Ich hab’s überlebt und die Geschichte als Anekdote ohne Pointe abgelegt.

Als ich zwanzig Jahre später gefragt wurde, ob ich selbst Juror werden wollte, sagte ich zu nach einer Zeit des Überlegens, in der ich mich vor allem gefragt hatte, wie man gerade auf mich gekommen war. Auf einen Klagenfurt-Verlierer! Nur ahnend, was auf mich zukommen würde, willigte ich schließlich ein.

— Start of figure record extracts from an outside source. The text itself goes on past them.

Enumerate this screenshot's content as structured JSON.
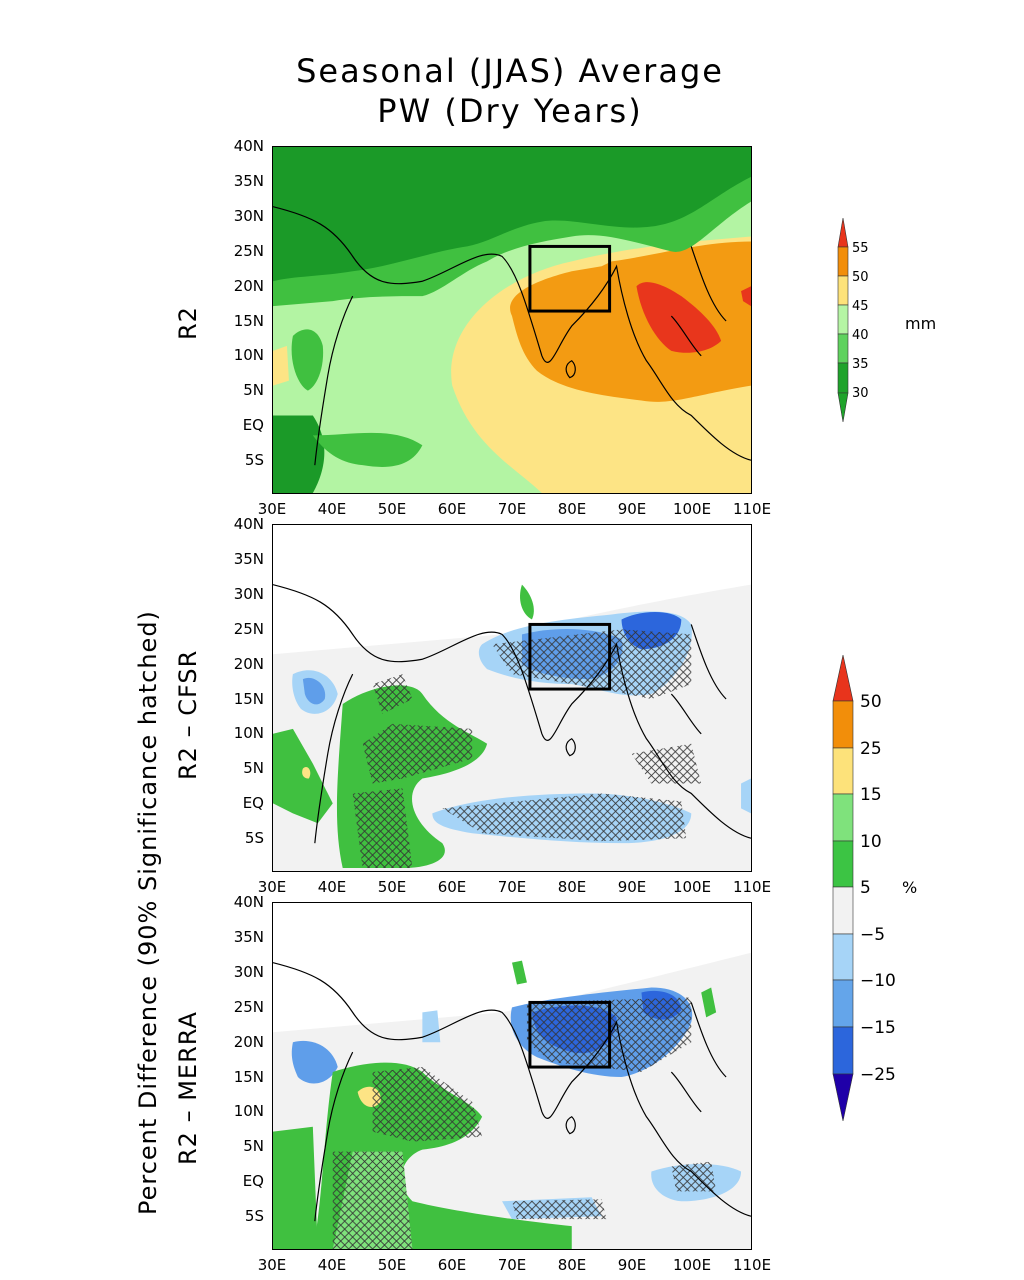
{
  "title_line1": "Seasonal (JJAS) Average",
  "title_line2": "PW (Dry Years)",
  "lat_labels": [
    "40N",
    "35N",
    "30N",
    "25N",
    "20N",
    "15N",
    "10N",
    "5N",
    "EQ",
    "5S"
  ],
  "lon_labels": [
    "30E",
    "40E",
    "50E",
    "60E",
    "70E",
    "80E",
    "90E",
    "100E",
    "110E"
  ],
  "panel_labels": {
    "top": "R2",
    "middle": "R2 – CFSR",
    "bottom": "R2 – MERRA",
    "shared": "Percent Difference (90% Significance hatched)"
  },
  "colorbar_top": {
    "unit": "mm",
    "labels": [
      "55",
      "50",
      "45",
      "40",
      "35",
      "30"
    ],
    "colors": [
      "#e8341c",
      "#f28e0a",
      "#fde27a",
      "#b5f5a4",
      "#5fd25e",
      "#1fa32b"
    ]
  },
  "colorbar_bottom": {
    "unit": "%",
    "labels": [
      "50",
      "25",
      "15",
      "10",
      "5",
      "−5",
      "−10",
      "−15",
      "−25"
    ],
    "colors": [
      "#e8341c",
      "#f28e0a",
      "#fde27a",
      "#7fe27c",
      "#3cc444",
      "#f2f2f2",
      "#a6d4f7",
      "#64a5ea",
      "#2c66dc",
      "#1330c8",
      "#1f00a8"
    ]
  },
  "map_colors": {
    "dark_green": "#1b9a28",
    "green": "#40c040",
    "light_green": "#b3f4a3",
    "yellow": "#fde485",
    "orange": "#f39b12",
    "red": "#e8361c",
    "gray": "#f2f2f2",
    "light_blue": "#a6d4f7",
    "blue": "#5f9eea",
    "dark_blue": "#2c66dc"
  },
  "box_region": {
    "lon": [
      73,
      86
    ],
    "lat": [
      16,
      26
    ]
  }
}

Im ersten Jahr ging alles so weit ganz gut, außer dass keiner meiner Kandidaten einen Preis erhielt. Meine Alpträume bewahrheiteten sich nicht, das unüberwindliche Lampenfieber überfiel mich nicht, und ich hatte auch keine Blackouts. Im zweiten Jahr aber geschah es dann: einer meiner beiden Kandidaten – ein Schweizer wie ich - zog die Platznummer eins. Die Arschkarte. Er gewann keinen Preis. Er kam nicht mal auf die shortlist.

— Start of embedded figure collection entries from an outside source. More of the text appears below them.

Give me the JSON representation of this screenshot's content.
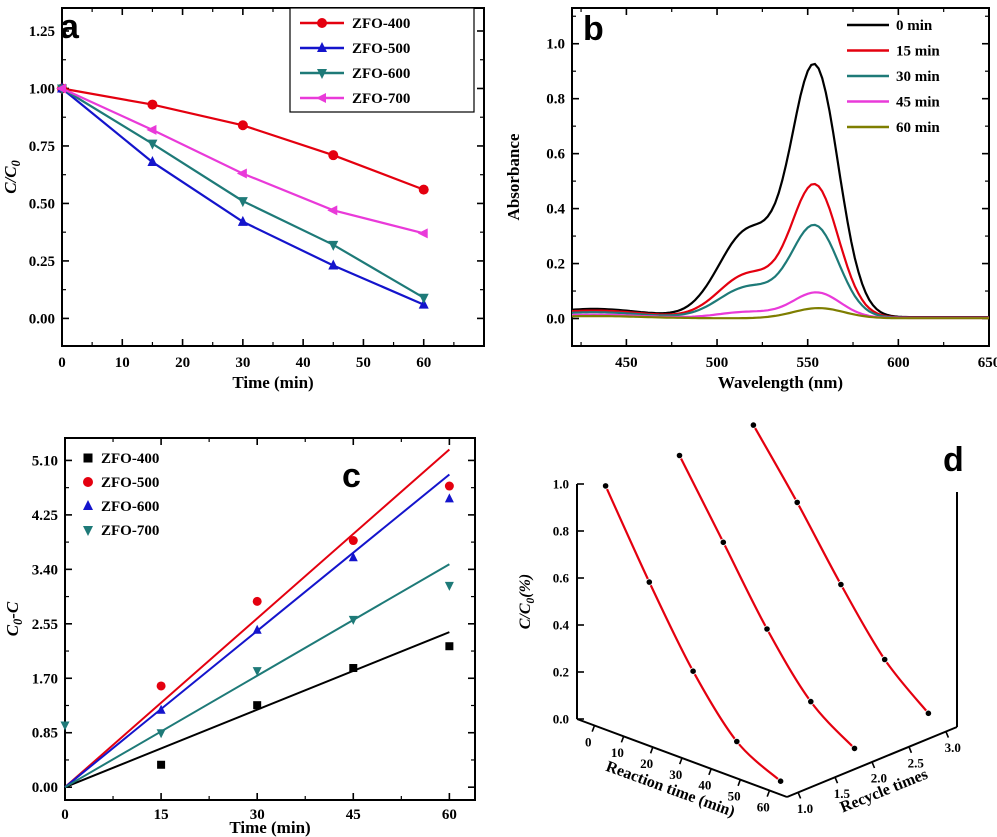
{
  "figure": {
    "background": "#ffffff",
    "description": "Four-panel photocatalytic degradation figure",
    "panel_labels": [
      "a",
      "b",
      "c",
      "d"
    ]
  },
  "chart_data": [
    {
      "panel": "a",
      "type": "line",
      "xlabel": "Time (min)",
      "ylabel": "C/C₀",
      "xlim": [
        0,
        70
      ],
      "ylim": [
        -0.12,
        1.35
      ],
      "xticks": [
        0,
        10,
        20,
        30,
        40,
        50,
        60
      ],
      "xtick_labels": [
        "0",
        "10",
        "20",
        "30",
        "40",
        "50",
        "60"
      ],
      "yticks": [
        0,
        0.25,
        0.5,
        0.75,
        1.0,
        1.25
      ],
      "ytick_labels": [
        "0.00",
        "0.25",
        "0.50",
        "0.75",
        "1.00",
        "1.25"
      ],
      "x": [
        0,
        15,
        30,
        45,
        60
      ],
      "legend_position": "top-right",
      "series": [
        {
          "name": "ZFO-400",
          "color": "#e4000f",
          "marker": "circle",
          "values": [
            1.0,
            0.93,
            0.84,
            0.71,
            0.56
          ]
        },
        {
          "name": "ZFO-500",
          "color": "#1414cc",
          "marker": "triangle-up",
          "values": [
            1.0,
            0.68,
            0.42,
            0.23,
            0.06
          ]
        },
        {
          "name": "ZFO-600",
          "color": "#1e7a78",
          "marker": "triangle-down",
          "values": [
            1.0,
            0.76,
            0.51,
            0.32,
            0.09
          ]
        },
        {
          "name": "ZFO-700",
          "color": "#e93ad9",
          "marker": "triangle-left",
          "values": [
            1.0,
            0.82,
            0.63,
            0.47,
            0.37
          ]
        }
      ]
    },
    {
      "panel": "b",
      "type": "line",
      "xlabel": "Wavelength (nm)",
      "ylabel": "Absorbance",
      "xlim": [
        420,
        650
      ],
      "ylim": [
        -0.1,
        1.13
      ],
      "xticks": [
        450,
        500,
        550,
        600,
        650
      ],
      "xtick_labels": [
        "450",
        "500",
        "550",
        "600",
        "650"
      ],
      "yticks": [
        0,
        0.2,
        0.4,
        0.6,
        0.8,
        1.0
      ],
      "ytick_labels": [
        "0.0",
        "0.2",
        "0.4",
        "0.6",
        "0.8",
        "1.0"
      ],
      "legend_position": "top-right",
      "peak_wavelength_nm": 554,
      "series": [
        {
          "name": "0 min",
          "color": "#000000",
          "baseline": 0.005,
          "peaks": [
            [
              554,
              0.9,
              13
            ],
            [
              517,
              0.31,
              16
            ],
            [
              432,
              0.03,
              26
            ]
          ]
        },
        {
          "name": "15 min",
          "color": "#e4000f",
          "baseline": 0.004,
          "peaks": [
            [
              554,
              0.475,
              13
            ],
            [
              517,
              0.155,
              16
            ],
            [
              432,
              0.025,
              26
            ]
          ]
        },
        {
          "name": "30 min",
          "color": "#1e7a78",
          "baseline": 0.003,
          "peaks": [
            [
              554,
              0.33,
              13
            ],
            [
              517,
              0.11,
              16
            ],
            [
              432,
              0.02,
              26
            ]
          ]
        },
        {
          "name": "45 min",
          "color": "#e93ad9",
          "baseline": 0.002,
          "peaks": [
            [
              555,
              0.092,
              13
            ],
            [
              517,
              0.022,
              16
            ],
            [
              432,
              0.012,
              26
            ]
          ]
        },
        {
          "name": "60 min",
          "color": "#7e7e00",
          "baseline": 0.001,
          "peaks": [
            [
              556,
              0.037,
              14
            ],
            [
              432,
              0.008,
              26
            ]
          ]
        }
      ]
    },
    {
      "panel": "c",
      "type": "scatter",
      "xlabel": "Time (min)",
      "ylabel": "C₀-C",
      "xlim": [
        0,
        64
      ],
      "ylim": [
        -0.2,
        5.45
      ],
      "xticks": [
        0,
        15,
        30,
        45,
        60
      ],
      "xtick_labels": [
        "0",
        "15",
        "30",
        "45",
        "60"
      ],
      "yticks": [
        0,
        0.85,
        1.7,
        2.55,
        3.4,
        4.25,
        5.1
      ],
      "ytick_labels": [
        "0.00",
        "0.85",
        "1.70",
        "2.55",
        "3.40",
        "4.25",
        "5.10"
      ],
      "legend_position": "top-left",
      "series": [
        {
          "name": "ZFO-400",
          "color": "#000000",
          "marker": "square",
          "points": [
            [
              15,
              0.35
            ],
            [
              30,
              1.28
            ],
            [
              45,
              1.86
            ],
            [
              60,
              2.2
            ]
          ],
          "fit_line": {
            "x": [
              0,
              60
            ],
            "y": [
              0,
              2.42
            ]
          }
        },
        {
          "name": "ZFO-500",
          "color": "#e4000f",
          "marker": "circle",
          "points": [
            [
              15,
              1.58
            ],
            [
              30,
              2.9
            ],
            [
              45,
              3.85
            ],
            [
              60,
              4.7
            ]
          ],
          "fit_line": {
            "x": [
              0,
              60
            ],
            "y": [
              0,
              5.27
            ]
          }
        },
        {
          "name": "ZFO-600",
          "color": "#1414cc",
          "marker": "triangle-up",
          "points": [
            [
              15,
              1.2
            ],
            [
              30,
              2.45
            ],
            [
              45,
              3.58
            ],
            [
              60,
              4.5
            ]
          ],
          "fit_line": {
            "x": [
              0,
              60
            ],
            "y": [
              0,
              4.88
            ]
          }
        },
        {
          "name": "ZFO-700",
          "color": "#1e7a78",
          "marker": "triangle-down",
          "points": [
            [
              0,
              0.97
            ],
            [
              15,
              0.85
            ],
            [
              30,
              1.82
            ],
            [
              45,
              2.62
            ],
            [
              60,
              3.15
            ]
          ],
          "fit_line": {
            "x": [
              0,
              60
            ],
            "y": [
              0,
              3.48
            ]
          }
        }
      ]
    },
    {
      "panel": "d",
      "type": "line3d",
      "xlabel": "Reaction time (min)",
      "ylabel": "Recycle times",
      "zlabel": "C/C₀(%)",
      "xlim": [
        0,
        60
      ],
      "ylim": [
        1.0,
        3.0
      ],
      "zlim": [
        0.0,
        1.0
      ],
      "xticks": [
        0,
        10,
        20,
        30,
        40,
        50,
        60
      ],
      "xtick_labels": [
        "0",
        "10",
        "20",
        "30",
        "40",
        "50",
        "60"
      ],
      "yticks": [
        1.0,
        1.5,
        2.0,
        2.5,
        3.0
      ],
      "ytick_labels": [
        "1.0",
        "1.5",
        "2.0",
        "2.5",
        "3.0"
      ],
      "zticks": [
        0,
        0.2,
        0.4,
        0.6,
        0.8,
        1.0
      ],
      "ztick_labels": [
        "0.0",
        "0.2",
        "0.4",
        "0.6",
        "0.8",
        "1.0"
      ],
      "times": [
        0,
        15,
        30,
        45,
        60
      ],
      "line_color": "#e4000f",
      "point_color": "#000000",
      "runs": [
        {
          "recycle": 1,
          "values": [
            1.0,
            0.66,
            0.35,
            0.12,
            0.02
          ]
        },
        {
          "recycle": 2,
          "values": [
            1.0,
            0.7,
            0.4,
            0.16,
            0.03
          ]
        },
        {
          "recycle": 3,
          "values": [
            1.0,
            0.74,
            0.46,
            0.21,
            0.05
          ]
        }
      ]
    }
  ]
}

Und dann im folgenden Jahr? Ich will nicht sagen, ich hätte meine Kandidatin am liebsten geohrfeigt, als sie die Eins zog, aber mir kam es vor, als ob sie mir eine Ohrfeige versetzt hätte. Es waren noch mehr als ein halbes Dutzend andere Karten in dem urnenförmigen Gebilde. Oder war’s ein Karton? Warum musste sie gerade diese ziehen? Weil ich schon damals die falsche gezogen hatte? Weil mich der Fluch vom Wörthersee verfolgt? Nicht nur mich, sondern auch meine Kandidaten?

Es kam dann, wie es seit dreiunddreißig Jahren immer kommt. Sie las als erste und ging nicht gerade als letzte, aber doch – wie ich vor über 20 Jahren - mit leeren Händen nach Hause. Und war vielleicht, wie ich, um eine Erfahrung reicher: Man kann dem Schicksal nicht entrinnen. Mal sehen, welche Nummern meine Kandidaten nächstes Jahr ziehen.